“The Birth of a Nation” fails to live up to title

Harry Westergaard looks at The Birth of a Nation, an underwhelming new film from Director Nate Parker.

Harry Westergaard, Arts Editor, Co-Copy Editor

The Birth of a Nation promises many things from the title alone. If you’re a film student or historian, you will know that it is reclaiming the name of a very famous and groundbreaking propaganda film. Despite its racist and sexist portrayal of African-Americans and women, as well as its perception of the Ku Klux Klan as heroes, the film was one of the earliest epics and pioneered innovative storytelling and directing techniques. It’s almost like an embarrassing school picture that you try to forget for movie history. Even if you don’t hold all these expectations, Birth of a Nation is still a title that promises quite a bit.. I went into the film with high expectations and came out of the theater feeling underwhelmed.

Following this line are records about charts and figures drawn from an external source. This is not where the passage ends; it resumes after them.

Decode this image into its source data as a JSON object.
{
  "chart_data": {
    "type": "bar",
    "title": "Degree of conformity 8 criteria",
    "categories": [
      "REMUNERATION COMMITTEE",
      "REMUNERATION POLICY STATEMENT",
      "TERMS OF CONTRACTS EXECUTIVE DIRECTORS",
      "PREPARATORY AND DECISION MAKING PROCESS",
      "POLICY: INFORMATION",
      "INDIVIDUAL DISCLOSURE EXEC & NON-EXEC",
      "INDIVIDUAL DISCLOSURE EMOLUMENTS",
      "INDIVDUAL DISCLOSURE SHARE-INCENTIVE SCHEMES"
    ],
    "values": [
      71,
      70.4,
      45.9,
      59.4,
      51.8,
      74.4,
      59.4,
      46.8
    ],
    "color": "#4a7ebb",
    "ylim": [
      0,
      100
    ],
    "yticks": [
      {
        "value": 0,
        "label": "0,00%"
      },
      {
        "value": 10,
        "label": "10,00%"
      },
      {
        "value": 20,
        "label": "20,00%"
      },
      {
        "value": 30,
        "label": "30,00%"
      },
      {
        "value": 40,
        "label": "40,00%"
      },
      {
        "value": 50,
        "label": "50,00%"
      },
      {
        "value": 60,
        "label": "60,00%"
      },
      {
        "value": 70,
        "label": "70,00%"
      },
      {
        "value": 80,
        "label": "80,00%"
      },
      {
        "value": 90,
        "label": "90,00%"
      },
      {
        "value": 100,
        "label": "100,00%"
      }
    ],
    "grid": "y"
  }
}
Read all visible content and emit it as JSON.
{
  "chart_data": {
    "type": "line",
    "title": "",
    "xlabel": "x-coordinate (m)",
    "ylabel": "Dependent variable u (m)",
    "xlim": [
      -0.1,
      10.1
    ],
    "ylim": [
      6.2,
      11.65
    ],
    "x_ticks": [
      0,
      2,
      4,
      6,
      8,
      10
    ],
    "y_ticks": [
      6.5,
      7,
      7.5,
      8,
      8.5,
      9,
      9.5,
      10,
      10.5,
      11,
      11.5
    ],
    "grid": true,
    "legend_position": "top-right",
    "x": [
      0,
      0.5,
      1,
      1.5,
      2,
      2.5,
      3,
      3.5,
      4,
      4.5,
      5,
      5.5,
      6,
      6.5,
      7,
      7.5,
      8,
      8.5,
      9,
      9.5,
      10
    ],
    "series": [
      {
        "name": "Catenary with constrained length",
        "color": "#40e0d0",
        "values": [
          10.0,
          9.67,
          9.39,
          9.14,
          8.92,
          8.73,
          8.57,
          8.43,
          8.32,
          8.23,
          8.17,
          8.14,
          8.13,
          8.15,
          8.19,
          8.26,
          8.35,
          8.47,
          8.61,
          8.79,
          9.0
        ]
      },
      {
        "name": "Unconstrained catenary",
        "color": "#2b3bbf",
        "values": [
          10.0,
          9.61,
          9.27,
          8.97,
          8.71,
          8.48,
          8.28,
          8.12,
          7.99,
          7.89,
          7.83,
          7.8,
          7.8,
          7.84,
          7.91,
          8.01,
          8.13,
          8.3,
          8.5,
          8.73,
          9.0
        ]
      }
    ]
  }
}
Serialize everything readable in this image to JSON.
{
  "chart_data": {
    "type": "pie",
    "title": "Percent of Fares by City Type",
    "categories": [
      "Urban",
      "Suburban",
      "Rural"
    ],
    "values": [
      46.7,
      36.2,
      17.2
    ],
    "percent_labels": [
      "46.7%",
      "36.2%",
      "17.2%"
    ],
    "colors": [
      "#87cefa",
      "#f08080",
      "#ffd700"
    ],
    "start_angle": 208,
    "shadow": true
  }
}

The film looks gorgeous. Director Nat Parker doesn’t disappoint in terms of visuals. Many of the shots are beautiful to look at. I marvelled at the reflective waters in the baptism scene. The score is also well done, along with the use of traditional slave songs. Henry Jackman, known for his quality superhero scores, also does a good job on the instrumentals, which proves to be powerful and helps deliver extra emotion in scenes. I also liked how religion was portrayed. Birth of a Nation showed how religion can inspire great things and that it isn’t just a medium for mustache twirling men to take away rights. The film shows how it can be both things, depending on how you interpret the text. There’s a great line that goes something along lines of “for every line there is for them to use against us, there’s another we can use for our purpose”.

One of the big flaws is how the film sticks to genre cliches. Young Nat has an interest in reading, so the sympathetic white woman takes him under her wing and gives him reading lessons. This got on my nerves . For a movie that you expect so much from, it falls prey to one of the most common cliches in movies about slavery. White women were not in any way nice to slaves. In many cases, they were some of the worst to slaves as they too were often oppressed. While these women had more rights than slaves, they were still abused and scrutinized by white male husbands. In short for all the film promises, it makes the cliches feel even more stale and overused. The Birth of a Nation also moves at an uneven pace. It’s not boring per say;  the story just clunks along oddly.
Overall, Birth of a Nation is directed well enough and has a good score. I think the biggest issue with the film is all that it promises. It calls itself Birth of a Nation and in doing so aims to break the status quo, so that if you google the name both will appear as results. This isn’t a bad goal, but it does cook up a lot of expectations that Birth of a Nation just cannot live up to. It also amplifies problems like the film adhering to genre cliches. For a movie that’s trying to do so much with the title, it does little that is groundbreaking in the actual film. Perhaps if more thought was put into the script beyond the history-making impact the title holds, the result would have been greater.